Sopa: Para aquecer corpo e alma
Associado às temperaturas mais baixas do inverno, esse alimento cremoso também nutre as emoções
TEXTO RENATA DO AMARAL
FOTOS EDUARDO QUEIROGA
01 de Agosto de 2011
Pães e torradas são os acompanhamentos mais harmônicos da sopa
Foto Eduardo Queiroga
Cronista de gastronomia da Folha de S.Paulo, há 25 anos, a mineira Nina Horta reuniu alguns de seus escritos no livro Não é sopa: crônicas e receitas de comida. Um dos textos da obra – que leva sopa até no título – explica seu conceito de “comida de alma”, uma espécie de comfort food com definição mais precisa e amorosa (e, de quebra, menos esnobe): “Comida de alma é aquela que consola, que escorre garganta abaixo quase sem precisar ser mastigada, na hora de dor, de depressão, de tristeza pequena. Não é, com certeza, um leitão pururuca, nem um menu nouvelle seguido à risca. Dá segurança, enche o estômago, conforta a alma, lembra a infância e o costume. É a canja de mãe judia, panaceia sagrada para resolver os problemas de náusea existencial. O macarrão cabelo-de-anjo cozido mole e passado na manteiga. O caldo de galinha gelatinoso, tomado às colheradas. São as sopas”.

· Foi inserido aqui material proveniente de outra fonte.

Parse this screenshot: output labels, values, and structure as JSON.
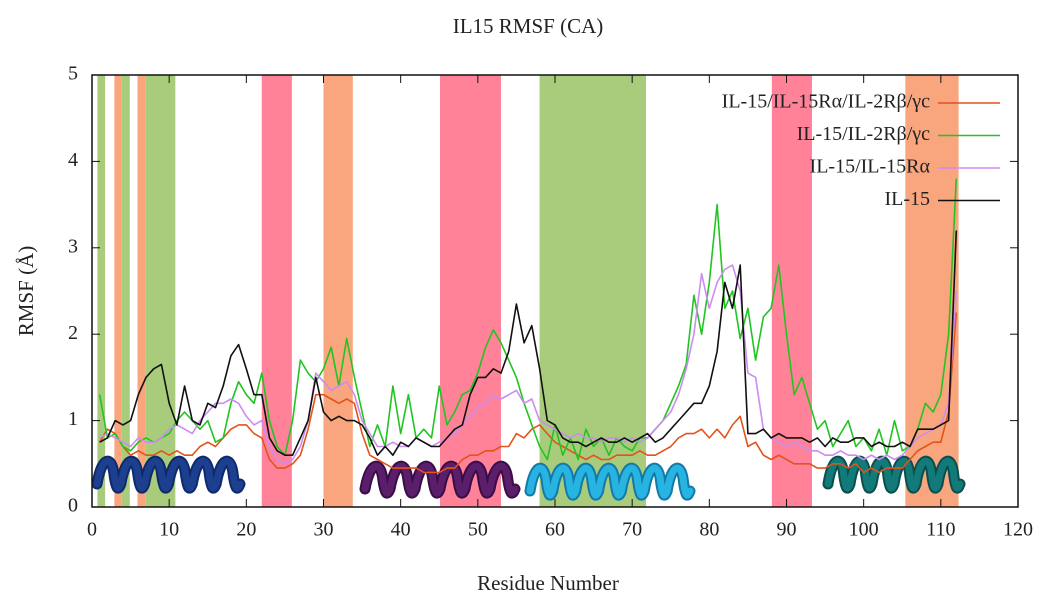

A garota Mafalda, personagem do cartunista argentino Quino, não faria coro às palavras de Nina. A sopa empurrada por sua mãe goela abaixo não é motivo de conforto ou segurança, mas, sim, de revolta. Seu ódio pelo líquido é reiterado em várias tirinhas. Numa delas, afirma que “a sopa é para a infância o que o comunismo é para a democracia”. Em outra, depois de ver a mãe recortando uma receita de sopa do jornal, começa a protestar contra a liberdade de imprensa. O fato de achar que a palavra sopa é um palavrão resume bem sua relação com o prato.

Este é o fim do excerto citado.